Health care component
The stimulus law includes up to $19 billion for hospitals, physicians and other health care providers to install electronic medical record systems. That in itself could be more important to the medical industry than insurance reform, said David C. Main, a partner with the law firm Pillsbury Winthrop Shaw Pittman and chairman of its health care practice.
"It's the most important piece of health care legislation to be passed in the last 20 to 30 years," said Main, founder of the Healthcare Technology Network of Greater Washington.
While money is expected to be available in grants, incentive payments and other forms, the criteria to obtain funding have yet to be released, he said. "The money has been slow to come out so far," Main said.
The medical IT component of the stimulus law is the "foundation for health care reform," said Catherine Szenczy, senior vice president and CIO of MedStar Health in Columbia. The medical system includes Franklin Square Hospital Center in Baltimore and Montgomery General Hospital in Olney.
Hospitals have until 2015 to develop significant progress toward electronic records or they will start losing some Medicare funding.

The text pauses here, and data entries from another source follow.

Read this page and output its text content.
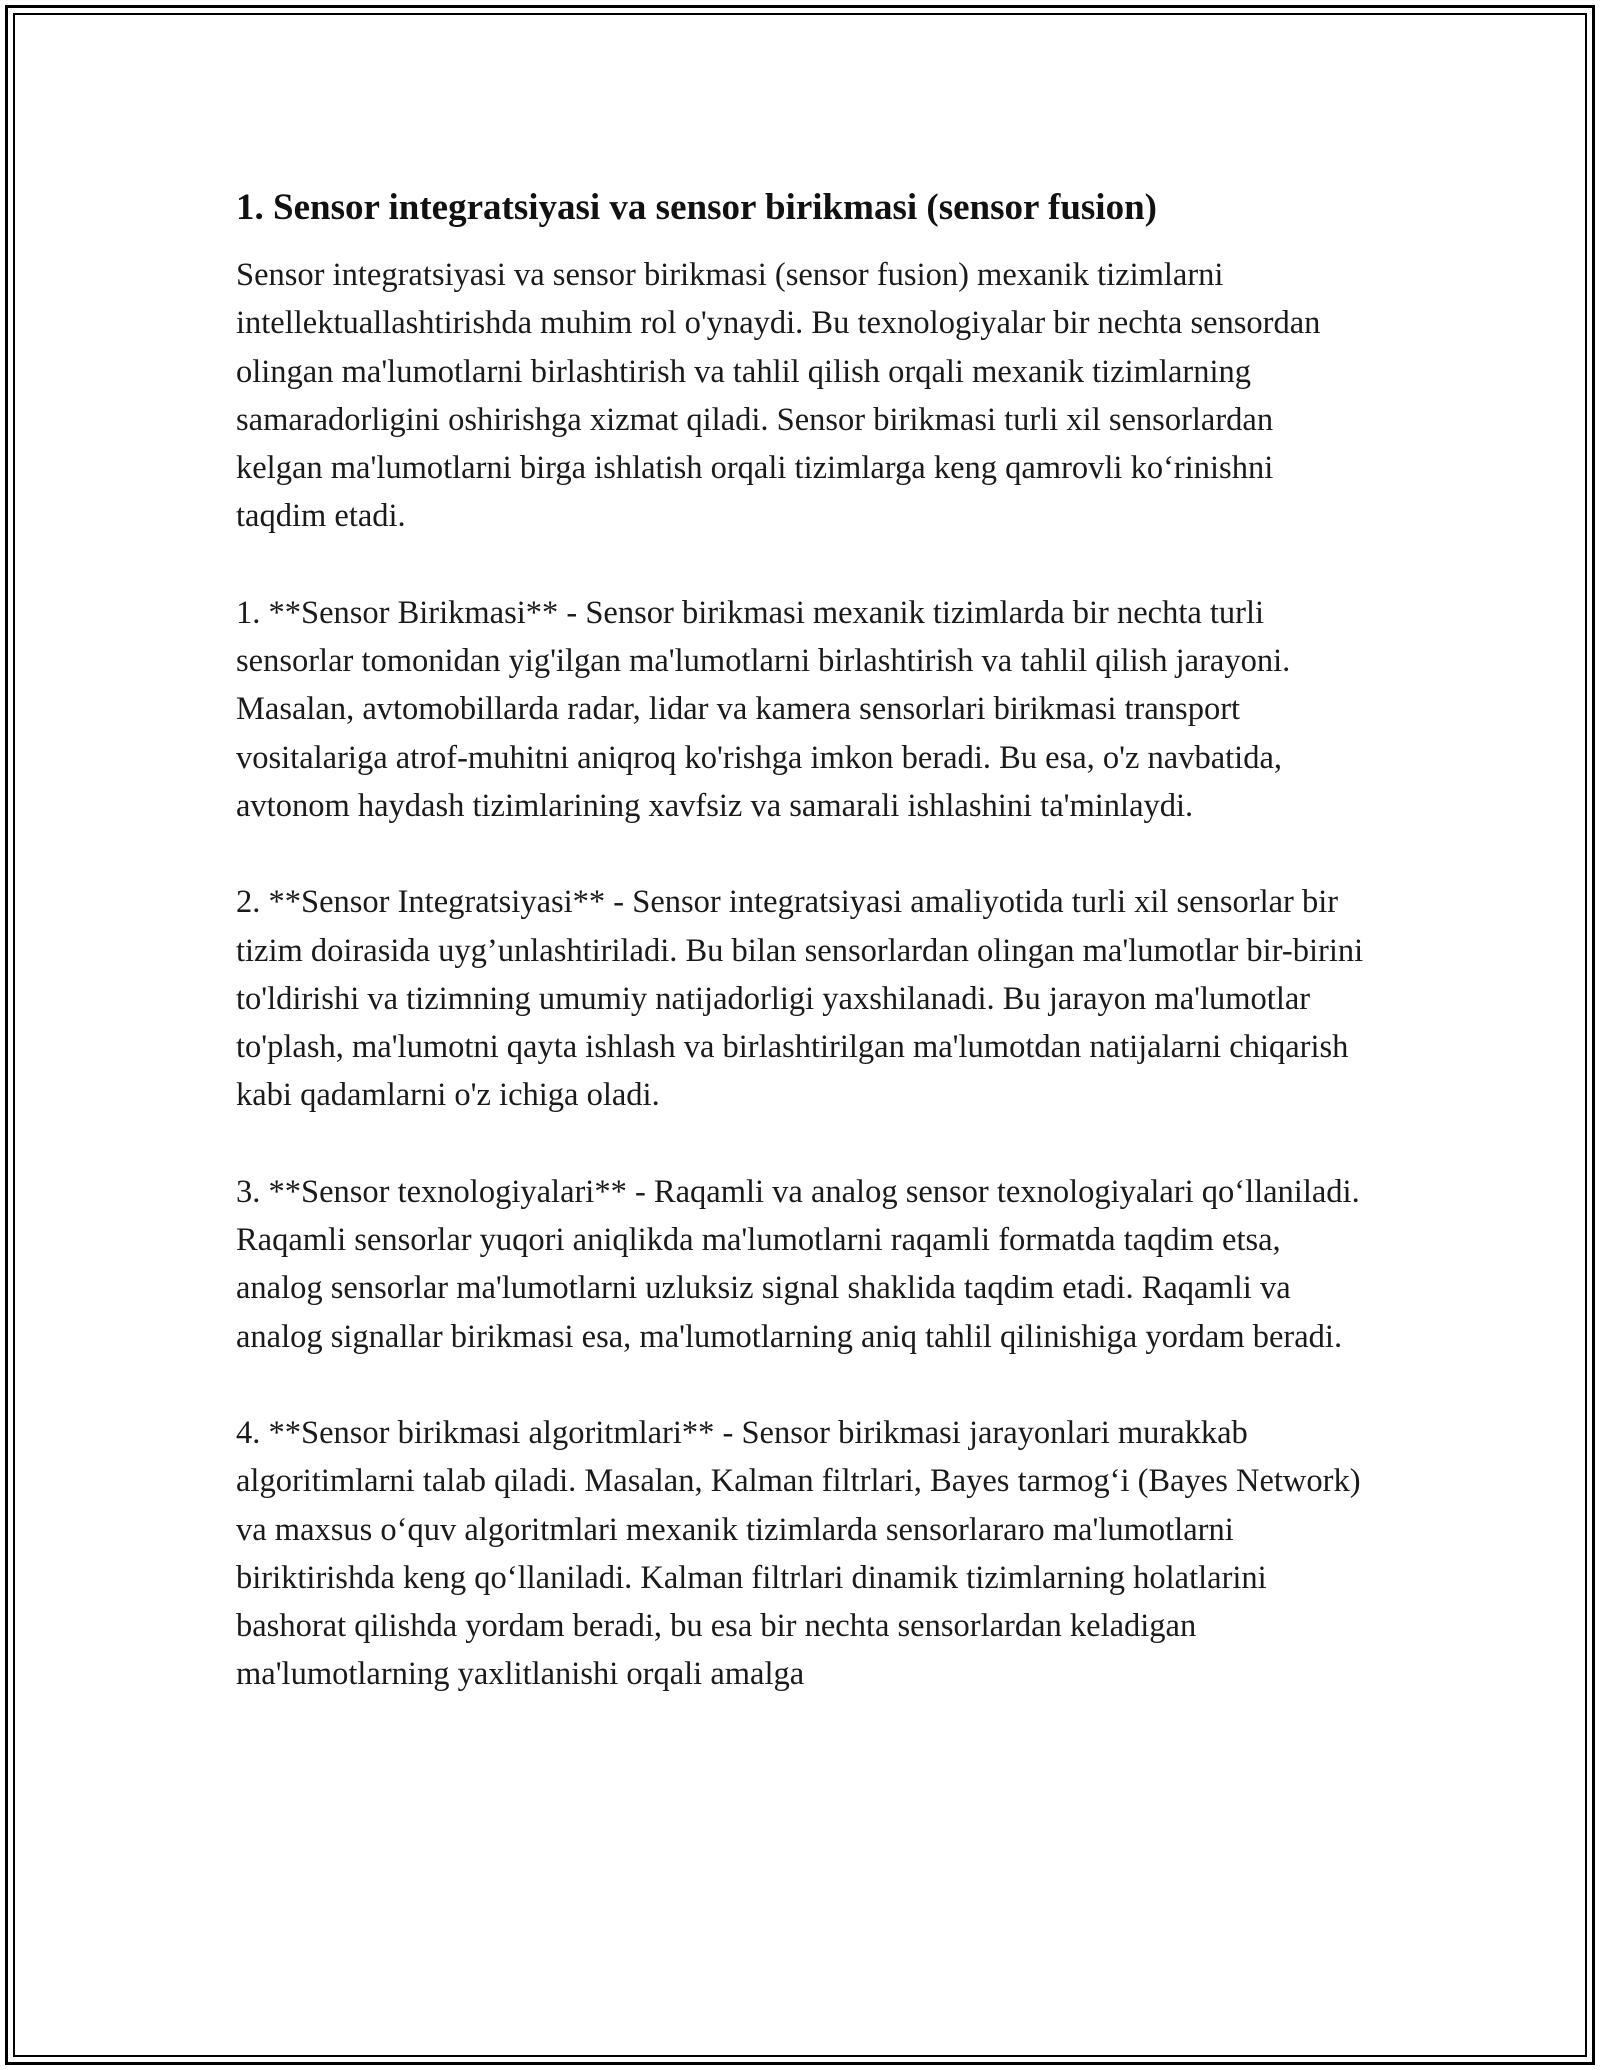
1. Sensor integratsiyasi va sensor birikmasi (sensor fusion)

Sensor integratsiyasi va sensor birikmasi (sensor fusion) mexanik tizimlarni intellektuallashtirishda muhim rol o'ynaydi. Bu texnologiyalar bir nechta sensordan olingan ma'lumotlarni birlashtirish va tahlil qilish orqali mexanik tizimlarning samaradorligini oshirishga xizmat qiladi. Sensor birikmasi turli xil sensorlardan kelgan ma'lumotlarni birga ishlatish orqali tizimlarga keng qamrovli ko‘rinishni taqdim etadi.

1. **Sensor Birikmasi** - Sensor birikmasi mexanik tizimlarda bir nechta turli sensorlar tomonidan yig'ilgan ma'lumotlarni birlashtirish va tahlil qilish jarayoni. Masalan, avtomobillarda radar, lidar va kamera sensorlari birikmasi transport vositalariga atrof-muhitni aniqroq ko'rishga imkon beradi. Bu esa, o'z navbatida, avtonom haydash tizimlarining xavfsiz va samarali ishlashini ta'minlaydi.

2. **Sensor Integratsiyasi** - Sensor integratsiyasi amaliyotida turli xil sensorlar bir tizim doirasida uyg’unlashtiriladi. Bu bilan sensorlardan olingan ma'lumotlar bir-birini to'ldirishi va tizimning umumiy natijadorligi yaxshilanadi. Bu jarayon ma'lumotlar to'plash, ma'lumotni qayta ishlash va birlashtirilgan ma'lumotdan natijalarni chiqarish kabi qadamlarni o'z ichiga oladi.

3. **Sensor texnologiyalari** - Raqamli va analog sensor texnologiyalari qo‘llaniladi. Raqamli sensorlar yuqori aniqlikda ma'lumotlarni raqamli formatda taqdim etsa, analog sensorlar ma'lumotlarni uzluksiz signal shaklida taqdim etadi. Raqamli va analog signallar birikmasi esa, ma'lumotlarning aniq tahlil qilinishiga yordam beradi.

4. **Sensor birikmasi algoritmlari** - Sensor birikmasi jarayonlari murakkab algoritimlarni talab qiladi. Masalan, Kalman filtrlari, Bayes tarmog‘i (Bayes Network) va maxsus o‘quv algoritmlari mexanik tizimlarda sensorlararo ma'lumotlarni biriktirishda keng qo‘llaniladi. Kalman filtrlari dinamik tizimlarning holatlarini bashorat qilishda yordam beradi, bu esa bir nechta sensorlardan keladigan ma'lumotlarning yaxlitlanishi orqali amalga
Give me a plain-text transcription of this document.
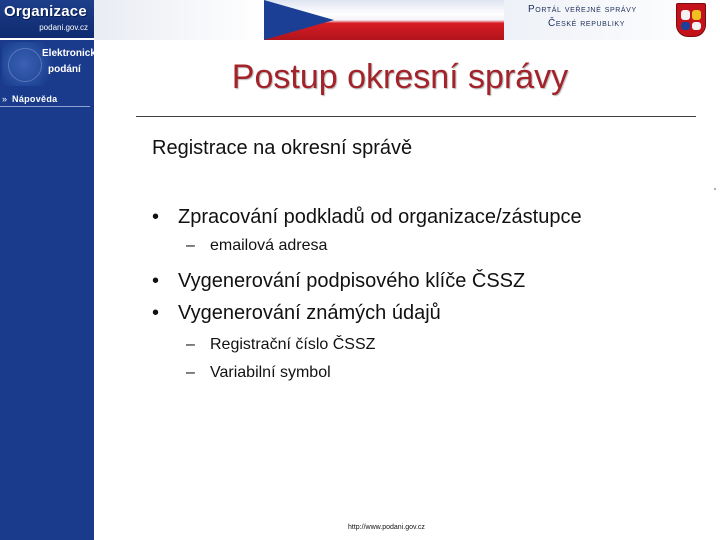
Organizace
podani.gov.cz
Portál veřejné správy
České republiky
Elektronická
podání
» Nápověda
Postup okresní správy
Registrace na okresní správě
• Zpracování podkladů od organizace/zástupce
– emailová adresa
• Vygenerování podpisového klíče ČSSZ
• Vygenerování známých údajů
– Registrační číslo ČSSZ
– Variabilní symbol
http://www.podani.gov.cz
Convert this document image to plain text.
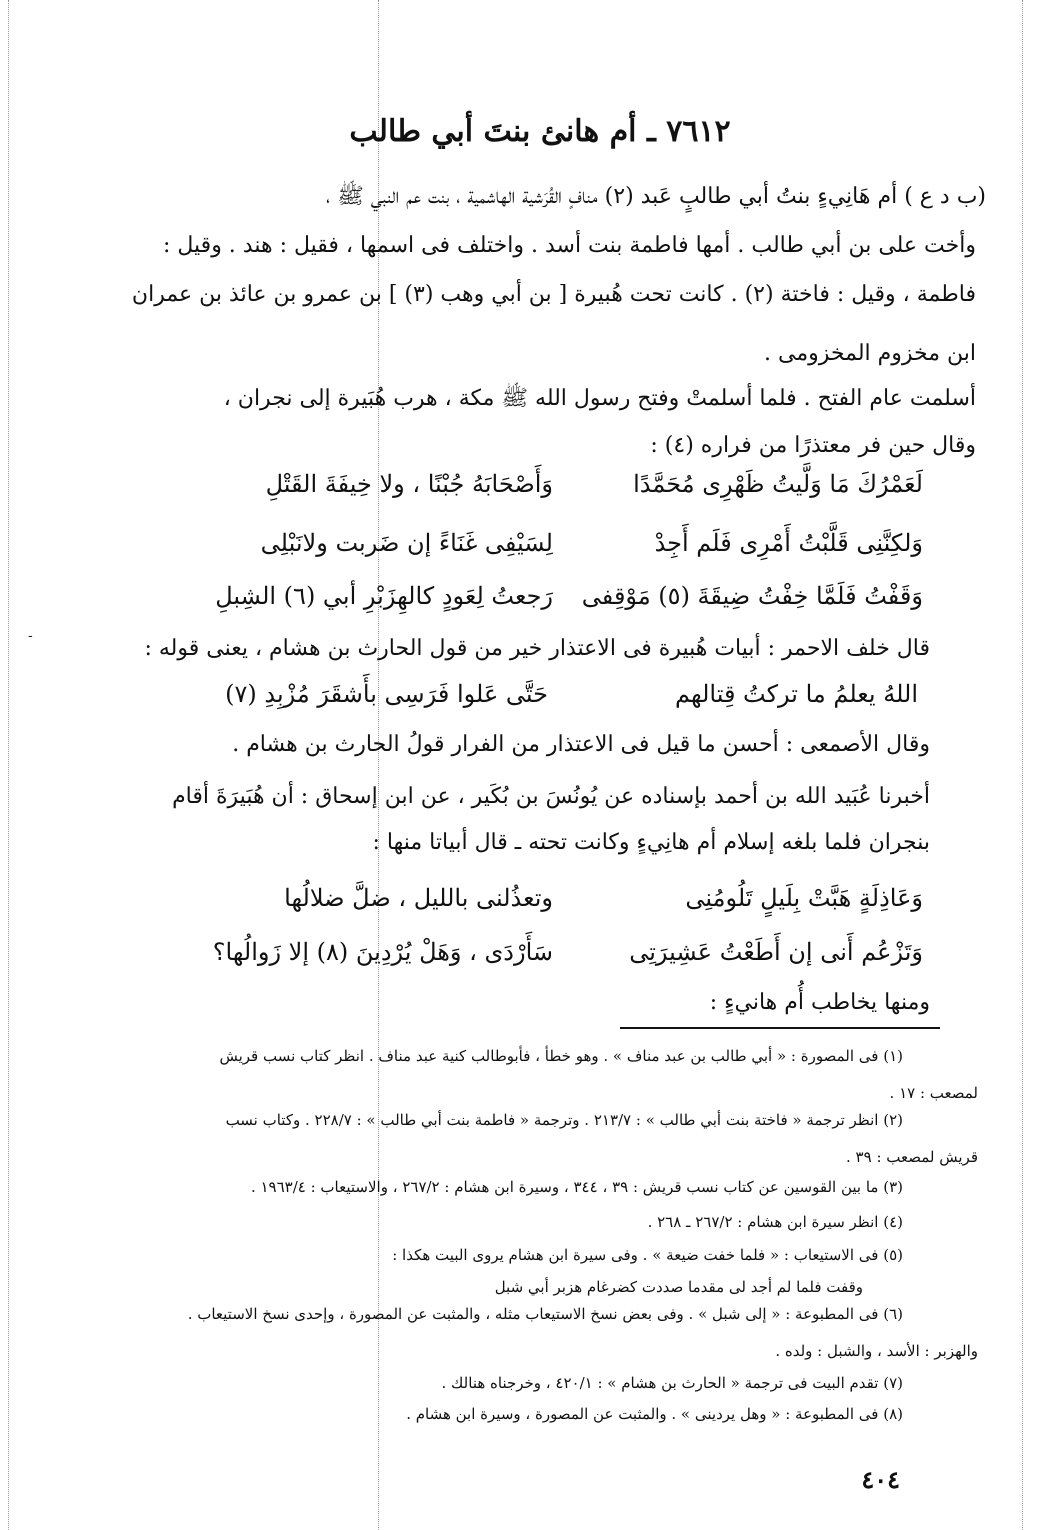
-
٧٦١٢ ـ أم هانئ بنتَ أبي طالب
(ب د ع ) أم هَانِيءٍ بنتُ أبي طالبٍ عَبد (٢) منافٍ القُرَشية الهاشمية ، بنت عم النبي ﷺ ،
وأخت على بن أبي طالب . أمها فاطمة بنت أسد . واختلف فى اسمها ، فقيل : هند . وقيل :
فاطمة ، وقيل : فاختة (٢) . كانت تحت هُبيرة [ بن أبي وهب (٣) ] بن عمرو بن عائذ بن عمران
ابن مخزوم المخزومى .
أسلمت عام الفتح . فلما أسلمتْ وفتح رسول الله ﷺ مكة ، هرب هُبَيرة إلى نجران ،
وقال حين فر معتذرًا من فراره (٤) :
لَعَمْرُكَ مَا وَلَّيتُ ظَهْرِى مُحَمَّدًا
وَأَصْحَابَهُ جُبْنًا ، ولا خِيفَةَ القَتْلِ
وَلكِنَّنِى قَلَّبْتُ أَمْرِى فَلَم أَجِدْ
لِسَيْفِى غَنَاءً إن ضَربت ولانَبْلِى
وَقَفْتُ فَلَمَّا خِفْتُ ضِيقَةَ (٥) مَوْقِفى
رَجعتُ لِعَودٍ كالهِزَبْرِ أبي (٦) الشِبلِ
قال خلف الاحمر : أبيات هُبيرة فى الاعتذار خير من قول الحارث بن هشام ، يعنى قوله :
اللهُ يعلمُ ما تركتُ قِتالهم
حَتَّى عَلوا فَرَسِى بأَشقَرَ مُزْبِدِ (٧)
وقال الأصمعى : أحسن ما قيل فى الاعتذار من الفرار قولُ الحارث بن هشام .
أخبرنا عُبَيد الله بن أحمد بإسناده عن يُونُسَ بن بُكَير ، عن ابن إسحاق : أن هُبَيرَةَ أقام
بنجران فلما بلغه إسلام أم هانِيءٍ وكانت تحته ـ قال أبياتا منها :
وَعَاذِلَةٍ هَبَّتْ بِلَيلٍ تَلُومُنِى
وتعذُلنى بالليل ، ضلَّ ضلالُها
وَتَزْعُم أَنى إن أَطَعْتُ عَشِيرَتِى
سَأَرْدَى ، وَهَلْ يُرْدِينَ (٨) إلا زَوالُها؟
ومنها يخاطب أُم هانيءٍ :
(١) فى المصورة : « أبي طالب بن عبد مناف » . وهو خطأ ، فأبوطالب كنية عبد مناف . انظر كتاب نسب قريش
لمصعب : ١٧ .
(٢) انظر ترجمة « فاختة بنت أبي طالب » : ٢١٣/٧ . وترجمة « فاطمة بنت أبي طالب » : ٢٢٨/٧ . وكتاب نسب
قريش لمصعب : ٣٩ .
(٣) ما بين القوسين عن كتاب نسب قريش : ٣٩ ، ٣٤٤ ، وسيرة ابن هشام : ٢٦٧/٢ ، والاستيعاب : ١٩٦٣/٤ .
(٤) انظر سيرة ابن هشام : ٢٦٧/٢ ـ ٢٦٨ .
(٥) فى الاستيعاب : « فلما خفت ضيعة » . وفى سيرة ابن هشام يروى البيت هكذا :
وقفت فلما لم أجد لى مقدما صددت كضرغام هزبر أبي شبل
(٦) فى المطبوعة : « إلى شبل » . وفى بعض نسخ الاستيعاب مثله ، والمثبت عن المصورة ، وإحدى نسخ الاستيعاب .
والهزبر : الأسد ، والشبل : ولده .
(٧) تقدم البيت فى ترجمة « الحارث بن هشام » : ٤٢٠/١ ، وخرجناه هنالك .
(٨) فى المطبوعة : « وهل يردينى » . والمثبت عن المصورة ، وسيرة ابن هشام .
٤٠٤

MedStar executives have been reviewing their IT strategies and believe they are in sync with federal officials' vision, Szenczy said.
"We think our plan is aligned enough for us to be eligible for stimulus dollars," she said.
Federal web site that details how stimulus money is spent: recovery.gov
Maryland stimulus site: www.recovery.maryland.gov
Montgomery County stimulus site: www.montgomerycounty
U.S. Small Business Administration stimulus site: www.sba.gov/recovery
Government contracting registration programs: www.bpn.gov/ccr; orca.bpn.gov
Maryland companies, large and small, have won more than $100 million in federal stimulus contracts, including the following:
Lozoskie Adams of Parkville, $52,617 from the Army Corps of Engineers in Huntington, W.Va., for wire field fence, gates and posts.
IBM in Bethesda, $1.65 million from the National Oceanic and Atmospheric Administration in Silver Spring for support services for the Digital-to-Analog Converter Box Coupon Program.
RIS Paper Co. in Upper Marlboro, $45,000 from the Treasury Department for check paper.
Technology & Management Services Inc. in Gaithersburg, $35.41 million from the Department of Energy for consulting and other services in support of the Loan Guarantee Office.
Edifice Group of Rockville, $1.14 million from the Smithsonian Institution to renovate a barn at the Conservation and Research Center in Front Royal, Va., and up to $739,426 to repair and restore exterior walls at the Smithsonian's Arts and Industries Building.
Grunley Construction Co. of Rockville, $34.91 million from the General Services Administration to modernize the Mary E. Switzer Building in Washington, D.C.
Source: Targeted News Service
Correction: This story has been corrected to reflect correct name of David Main of Pillsbury Winthrop Shaw Pittman, not Mann.